ProSiebenSat.1 rechnet für den TV-Werbemarkt in diesem Jahr mit einem Zuwachs von 2 Prozent, wobei das Unternehmen selbst sich noch besser entwickeln soll. „Diese Aussage hat weiterhin Bestand“, sagte die Konzernsprecherin. Zuletzt hatte der Sender Sat.1 die erst vor fünf Monaten mit hohen Erwartungen gestartete Late-Night-Show mit der Entertainerin Anke Engelke eingestellt. Bereits im September hatten Misserfolge bei Sendeformaten wie „Hire and Fire“, der Beauty-Show „The Swan“ oder der Unterhaltungssendung „Kämpf um deine Frau“ die ProSieben-Aktie belastet.

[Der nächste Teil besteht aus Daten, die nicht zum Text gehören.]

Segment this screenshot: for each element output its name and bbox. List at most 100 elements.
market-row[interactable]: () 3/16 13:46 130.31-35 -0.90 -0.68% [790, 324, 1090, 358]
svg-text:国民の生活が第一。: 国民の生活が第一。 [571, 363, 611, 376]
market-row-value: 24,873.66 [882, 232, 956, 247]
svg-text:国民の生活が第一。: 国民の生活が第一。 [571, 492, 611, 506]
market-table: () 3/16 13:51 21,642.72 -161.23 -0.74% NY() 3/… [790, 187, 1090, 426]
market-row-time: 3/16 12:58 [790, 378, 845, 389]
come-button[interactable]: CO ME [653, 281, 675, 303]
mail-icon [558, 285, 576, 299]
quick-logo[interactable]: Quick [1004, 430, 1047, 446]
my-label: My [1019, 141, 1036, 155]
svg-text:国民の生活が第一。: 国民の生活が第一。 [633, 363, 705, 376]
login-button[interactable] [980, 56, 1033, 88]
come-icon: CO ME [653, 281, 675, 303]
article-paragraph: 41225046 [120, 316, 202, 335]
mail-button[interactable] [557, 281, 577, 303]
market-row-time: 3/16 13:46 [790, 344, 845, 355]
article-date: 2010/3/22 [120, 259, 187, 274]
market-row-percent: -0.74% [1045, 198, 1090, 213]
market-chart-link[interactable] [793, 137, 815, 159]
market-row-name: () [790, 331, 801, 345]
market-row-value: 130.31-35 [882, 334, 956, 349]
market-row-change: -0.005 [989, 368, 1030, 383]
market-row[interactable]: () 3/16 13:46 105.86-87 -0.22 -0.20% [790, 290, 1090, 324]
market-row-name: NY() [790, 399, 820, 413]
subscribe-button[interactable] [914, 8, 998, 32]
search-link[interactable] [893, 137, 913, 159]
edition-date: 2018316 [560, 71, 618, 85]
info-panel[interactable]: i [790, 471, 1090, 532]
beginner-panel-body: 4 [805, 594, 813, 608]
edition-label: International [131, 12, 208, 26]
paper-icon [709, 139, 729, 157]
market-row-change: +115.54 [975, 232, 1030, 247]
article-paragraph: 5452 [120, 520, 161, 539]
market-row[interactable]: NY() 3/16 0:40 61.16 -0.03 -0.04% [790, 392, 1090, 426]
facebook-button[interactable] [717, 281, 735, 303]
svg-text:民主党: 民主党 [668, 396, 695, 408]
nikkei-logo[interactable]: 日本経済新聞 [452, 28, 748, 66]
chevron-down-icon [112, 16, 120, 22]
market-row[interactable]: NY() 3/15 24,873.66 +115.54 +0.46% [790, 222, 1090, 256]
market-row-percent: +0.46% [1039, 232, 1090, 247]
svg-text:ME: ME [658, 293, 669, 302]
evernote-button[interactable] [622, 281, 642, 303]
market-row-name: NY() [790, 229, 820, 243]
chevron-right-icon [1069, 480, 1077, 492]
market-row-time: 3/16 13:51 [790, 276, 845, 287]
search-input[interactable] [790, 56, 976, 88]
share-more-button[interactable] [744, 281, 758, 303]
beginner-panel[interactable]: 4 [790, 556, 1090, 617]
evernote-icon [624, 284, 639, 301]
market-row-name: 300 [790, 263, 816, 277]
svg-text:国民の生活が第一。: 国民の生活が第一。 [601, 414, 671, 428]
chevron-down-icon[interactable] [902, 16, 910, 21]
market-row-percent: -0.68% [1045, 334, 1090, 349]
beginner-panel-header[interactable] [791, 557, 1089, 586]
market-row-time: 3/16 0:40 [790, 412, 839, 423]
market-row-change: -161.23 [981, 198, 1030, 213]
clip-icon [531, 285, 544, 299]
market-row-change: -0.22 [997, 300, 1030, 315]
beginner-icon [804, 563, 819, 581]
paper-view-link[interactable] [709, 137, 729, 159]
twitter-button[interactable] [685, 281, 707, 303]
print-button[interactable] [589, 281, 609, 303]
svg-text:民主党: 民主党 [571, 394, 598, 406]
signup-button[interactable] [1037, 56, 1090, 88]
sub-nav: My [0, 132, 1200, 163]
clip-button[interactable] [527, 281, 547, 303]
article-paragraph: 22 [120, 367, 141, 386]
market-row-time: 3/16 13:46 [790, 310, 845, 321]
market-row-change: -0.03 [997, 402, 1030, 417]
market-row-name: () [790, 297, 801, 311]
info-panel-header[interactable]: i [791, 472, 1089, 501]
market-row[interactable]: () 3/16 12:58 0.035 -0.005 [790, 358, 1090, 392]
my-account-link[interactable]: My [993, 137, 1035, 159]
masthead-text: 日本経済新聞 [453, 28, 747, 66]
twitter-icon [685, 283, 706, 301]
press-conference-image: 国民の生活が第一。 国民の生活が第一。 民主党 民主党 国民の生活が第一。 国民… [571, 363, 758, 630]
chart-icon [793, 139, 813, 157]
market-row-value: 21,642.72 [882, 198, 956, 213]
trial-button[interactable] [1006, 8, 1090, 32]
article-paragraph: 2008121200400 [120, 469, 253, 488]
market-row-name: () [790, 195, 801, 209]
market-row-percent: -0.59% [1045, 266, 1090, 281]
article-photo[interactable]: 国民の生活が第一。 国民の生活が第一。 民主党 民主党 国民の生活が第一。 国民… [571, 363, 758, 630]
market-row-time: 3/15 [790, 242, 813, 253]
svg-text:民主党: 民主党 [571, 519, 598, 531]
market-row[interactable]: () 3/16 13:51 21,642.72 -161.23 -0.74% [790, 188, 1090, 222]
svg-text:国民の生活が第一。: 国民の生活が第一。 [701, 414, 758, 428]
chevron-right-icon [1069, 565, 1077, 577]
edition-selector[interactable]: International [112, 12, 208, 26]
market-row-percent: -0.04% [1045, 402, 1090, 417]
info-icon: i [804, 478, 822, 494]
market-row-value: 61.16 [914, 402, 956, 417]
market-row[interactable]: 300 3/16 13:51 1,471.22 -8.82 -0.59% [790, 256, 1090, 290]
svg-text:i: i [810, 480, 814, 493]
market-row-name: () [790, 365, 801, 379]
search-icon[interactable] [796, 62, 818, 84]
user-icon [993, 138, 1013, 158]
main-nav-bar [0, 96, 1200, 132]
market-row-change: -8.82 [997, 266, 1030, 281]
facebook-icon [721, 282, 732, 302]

Spekulationen, ProSiebenSat.1-Hauptaktionär Haim Saban könne den Sender Sat.1 möglicherweise aus der Sendergruppe herauslösen und einzeln verkaufen, hatte der Konzern allerdings klar dementiert. Die ProSiebenSat.1-Sprecherin ergänzte, es gebe auch keine Überlegungen zu einer grundlegenden Neupositionierung der Sender.

Zu einem Zeitungsbericht, wonach es neuen Zwist zwischen der Sendergruppe und der insolventen Kirch Media über Exklusiv-Fristen bei der Belieferung der Sendergruppe mit Spielfilmen gibt, sagte die Sprecherin, es gebe einen bestehenden Vertrag, der seit einem Jahr laufe. „Von unserer Seite gibt es keinen Grund für eine Auseinandersetzung, da es einen bestehenden Vertrag gibt“, sagte sie.

Die „Frankfurter Allgemeine Zeitung“ hatte berichtet, die Sendergruppe interpretiere den Vertrag über Ausstrahlungsrechte für die 2000 attraktivsten Filme aus der Filmbibliothek des einstigen Kirch-Imperiums so, dass ein Film rund um den eigenen Sendetermin drei Jahre lang nicht an andere Kanäle verkauft werden dürfe. Kich-Media-Insolvenzverwalter Michael Jaffe poche dagegen auf nur zwei Jahre. Unter Berufung auf verhandlungsnahe Kreisen berichtete die Zeitung, möglicherweise werde der Vertrag mit einem geschätzten Volumen von 500 bis 700 Millionen Euro am Ende für nichtig erklärt und rückabgewickelt.

An der Börse pendelte die im Mittelwerteindex MDax enthaltene ProSieben-Aktie am Vormittag um ihren Vortagesschluss von 15,05 Euro, während der Gesamtmarkt leicht schwächer tendierte.